Lado Bitchashvili, Shida Kartli

The villages located alongside the occupation line are still closed for the Georgian media. Journalists were deprived of the right to freely move and report from the villages for several months already. The police officers standing at the blockposts in the entrances to the villages ban the journalists to enter there. “Your visit must be agreed with the MIA,” they clarify to the journalists. 

It is not easy for the journalists to get permission to enter the villages and report about the situation there. They need to call the MIA and the State Security Service several days before the scheduled visit though it is not a guarantee that the state authorities will give them permission to enter the villages close to the occupation line. 

“There were cases, when we called the law enforcement bodies to inform them about our planned visits in concrete villages but we had to wait at the entrance of the villages several hours. The police officers were saying they were negotiating with the senior officials to allow us to enter the village or not. These restrictions are illogical and I think media representatives must enjoy right of free movement because people living close to the occupation line have serious problems and we need to report about them in order to attract the attention of the Government of Georgia. Considering the mentioned restrictions, the problems of these villages are not adequately covered by media,” journalist of the TV-Company Trialeti Shorena Bitchikashvili said. 

Journalist of the Radio Liberty Goga Aptsiauri informed the US Ambassador and the EU Monitoring Mission about the restrictions established by the law enforcement bodies in the villages. Aptsiauri hopes their engagement will have positive impact and the restrictions will be lifted for media.

“Our constitutional right to free movement is restricted by the MIA and the State Security Service. They state that it is done because of our safety but it is not logical because people live in those villages and their statement means that those people are living in danger. We used to enter the villages close to the occupation line almost every day without any problem. I have a feeling that sometimes they act in accordance to the so-called “black list” and we are all on that list. As soon as they hear our surname or recognize us, the officers immediately refuse us to enter the villages. We face problems to enter the villages even when we want to visit our relatives there. I had similar incident. I informed the US Ambassador and the EUMM about the problem. We request not to restrict our constitutional rights and agree to restore old regulations when police officers used to accompany us into the villages,” Goga Aptsiauri said. 

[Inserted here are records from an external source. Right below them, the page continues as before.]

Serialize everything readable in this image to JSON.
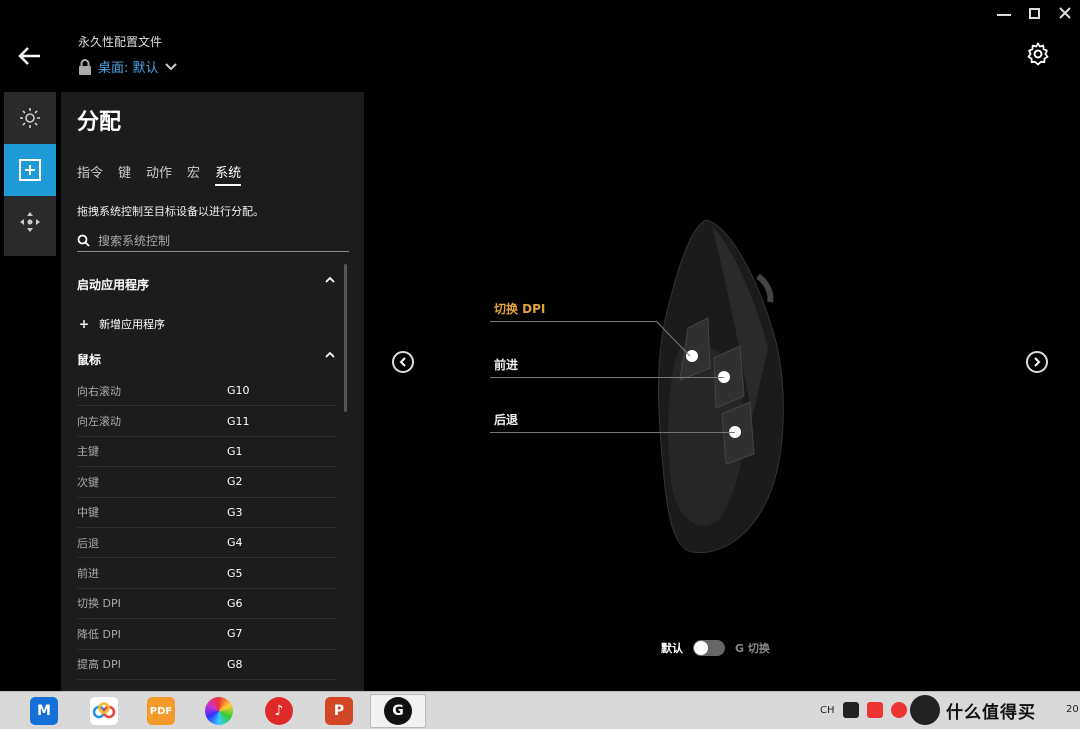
{
  "header": {
    "profile_title": "永久性配置文件",
    "profile_selected": "桌面: 默认"
  },
  "panel": {
    "title": "分配",
    "tabs": [
      {
        "label": "指令",
        "active": false
      },
      {
        "label": "键",
        "active": false
      },
      {
        "label": "动作",
        "active": false
      },
      {
        "label": "宏",
        "active": false
      },
      {
        "label": "系统",
        "active": true
      }
    ],
    "hint": "拖拽系统控制至目标设备以进行分配。",
    "search_placeholder": "搜索系统控制",
    "section_apps": "启动应用程序",
    "add_app": "新增应用程序",
    "section_mouse": "鼠标",
    "rows": [
      {
        "label": "向右滚动",
        "key": "G10"
      },
      {
        "label": "向左滚动",
        "key": "G11"
      },
      {
        "label": "主键",
        "key": "G1"
      },
      {
        "label": "次键",
        "key": "G2"
      },
      {
        "label": "中键",
        "key": "G3"
      },
      {
        "label": "后退",
        "key": "G4"
      },
      {
        "label": "前进",
        "key": "G5"
      },
      {
        "label": "切换 DPI",
        "key": "G6"
      },
      {
        "label": "降低 DPI",
        "key": "G7"
      },
      {
        "label": "提高 DPI",
        "key": "G8"
      }
    ]
  },
  "device": {
    "assignments": [
      {
        "label": "切换 DPI",
        "highlight": true
      },
      {
        "label": "前进",
        "highlight": false
      },
      {
        "label": "后退",
        "highlight": false
      }
    ]
  },
  "toggle": {
    "left_label": "默认",
    "right_label": "G 切换",
    "state": "默认"
  },
  "taskbar": {
    "tray_lang": "CH",
    "clock_fragment": "20",
    "watermark": "什么值得买",
    "apps": [
      "maxthon",
      "baidu-netdisk",
      "pdf",
      "color",
      "netease-music",
      "powerpoint",
      "logitech-g"
    ]
  },
  "colors": {
    "accent": "#1e9bd7",
    "highlight": "#e0a43a",
    "link": "#4aa3e0"
  }
}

Journalist of the TV-Company Pirveli Malkhaz Mikeladze said the Government of Georgia assists the occupants with its action because media is disabled to actively report about the facts of creeping occupation in those village, like it happened in the past when journalists’ free movement was not restricted. 

“The State Security Service refuses us to enter the villages close to the occupation line based on unclear reasons for more than one year. I think the government wants to hide what is happening there. They violate our constitutional rights and rights of local people. Representatives of the State Security Service clarify that these restrictions aim to protect our safety but I wonder who is responsible for the safety of the local people. Therefore, the restrictions established by the Government of Georgia are inadmissible for us and they are illegal and immoral,” Malkhaz Mikeladze said.

Representatives of the both local and central media operating in Shida Kartli region hope the government will soon lift the restrictions. Otherwise, they do not exclude possibility to start protest actions.